A gente se acostuma a andar na rua e ver cartazes, a abrir as revistas e ver anúncios. A ligar a televisão e assistir a comerciais. A ir ao cinema, a engolir publicidade. A ser instigado, conduzido, desnorteado, lançado na infindável catarata dos produtos.
A gente se acostuma à poluição. À luz artificial de ligeiro tremor. Ao choque que os olhos levam na luz natural. Às besteiras das músicas, às bactérias da água potável. À contaminação da água do mar. À luta. À lenta morte dos rios. E se acostuma a não ouvir passarinhos, a não colher frutas do pé, a não ter sequer uma planta.
A gente se acostuma a coisas demais, para não sofrer. Em doses pequenas, tentando não perceber, vai afastando uma dor aqui, um ressentimento ali, uma revolta acolá. Se o cinema está cheio, a gente senta na primeira fila e torce um pouco o pescoço. Se a praia está contaminada, a gente só molha os pés e sua no resto do corpo. Se o trabalho está duro, a gente se consola pensando no fim de semana. E se no fim de semana não há muito o que fazer, a gente vai dormir cedo e ainda satisfeito porque tem sono atrasado. A gente se acostuma para não se ralar na aspereza, para preservar a pele.

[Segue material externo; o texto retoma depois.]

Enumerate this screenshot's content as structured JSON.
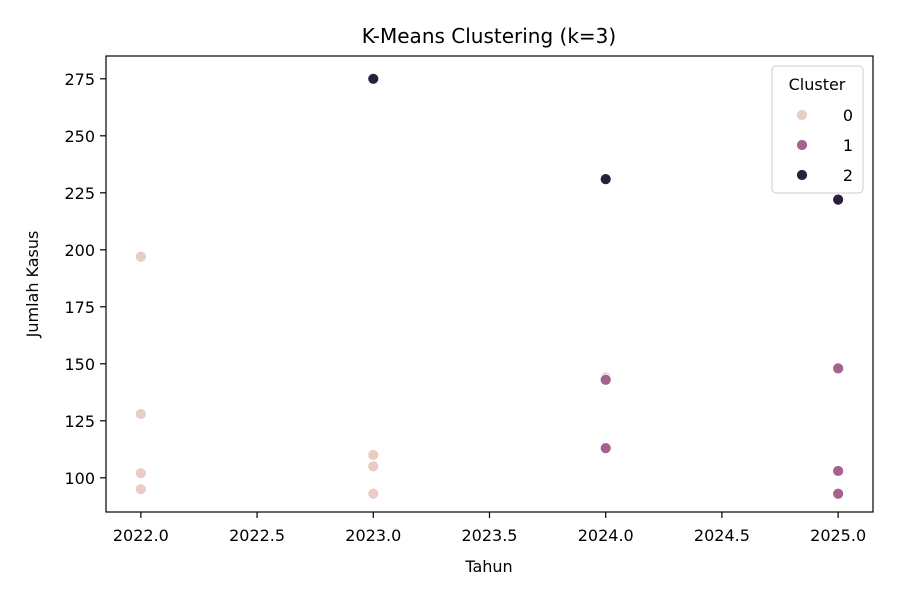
{
  "chart_data": {
    "type": "scatter",
    "title": "K-Means Clustering (k=3)",
    "xlabel": "Tahun",
    "ylabel": "Jumlah Kasus",
    "xlim": [
      2021.85,
      2025.15
    ],
    "ylim": [
      85,
      285
    ],
    "xticks": [
      2022.0,
      2022.5,
      2023.0,
      2023.5,
      2024.0,
      2024.5,
      2025.0
    ],
    "xtick_labels": [
      "2022.0",
      "2022.5",
      "2023.0",
      "2023.5",
      "2024.0",
      "2024.5",
      "2025.0"
    ],
    "yticks": [
      100,
      125,
      150,
      175,
      200,
      225,
      250,
      275
    ],
    "ytick_labels": [
      "100",
      "125",
      "150",
      "175",
      "200",
      "225",
      "250",
      "275"
    ],
    "grid": false,
    "legend": {
      "title": "Cluster",
      "placement": "top-right",
      "entries": [
        "0",
        "1",
        "2"
      ]
    },
    "series": [
      {
        "name": "0",
        "color": "#e8cdc5",
        "points": [
          {
            "x": 2022,
            "y": 197
          },
          {
            "x": 2022,
            "y": 128
          },
          {
            "x": 2022,
            "y": 102
          },
          {
            "x": 2022,
            "y": 95
          },
          {
            "x": 2023,
            "y": 110
          },
          {
            "x": 2023,
            "y": 105
          },
          {
            "x": 2023,
            "y": 93
          },
          {
            "x": 2024,
            "y": 144
          }
        ]
      },
      {
        "name": "1",
        "color": "#a5628e",
        "points": [
          {
            "x": 2024,
            "y": 143
          },
          {
            "x": 2024,
            "y": 113
          },
          {
            "x": 2025,
            "y": 148
          },
          {
            "x": 2025,
            "y": 103
          },
          {
            "x": 2025,
            "y": 93
          }
        ]
      },
      {
        "name": "2",
        "color": "#2c1e3d",
        "points": [
          {
            "x": 2023,
            "y": 275
          },
          {
            "x": 2024,
            "y": 231
          },
          {
            "x": 2025,
            "y": 222
          }
        ]
      }
    ]
  }
}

Se acostuma para evitar feridas, sangramentos, para esquivar-se da faca e da baioneta, para poupar o peito.
A gente se acostuma para poupar a vida.
Que aos poucos se gasta, e que, de tanto acostumar, se perde de si mesma.


Marina Colasanti nasceu em Asmara, Etiópia, morou 11 anos na Itália e desde então vive no Brasil. Publicou vários livros de contos, crônicas, poemas e histórias infantis. Recebeu o Prêmio Jabuti com Eu sei mas não devia e também por Rota de Colisão. Dentre outros escreveu E por falar em Amor; Contos de Amor Rasgados; Aqui entre nós, Intimidade Pública, Eu Sozinha, Zooilógico, A Morada do Ser, A nova Mulher, Mulher daqui pra Frente e O leopardo é um animal delicado. Escreve, também, para revistas femininas e constantemente é convidada para cursos e palestras em todo o Brasil. É casada com o escritor e poeta Affonso Romano de Sant'Anna.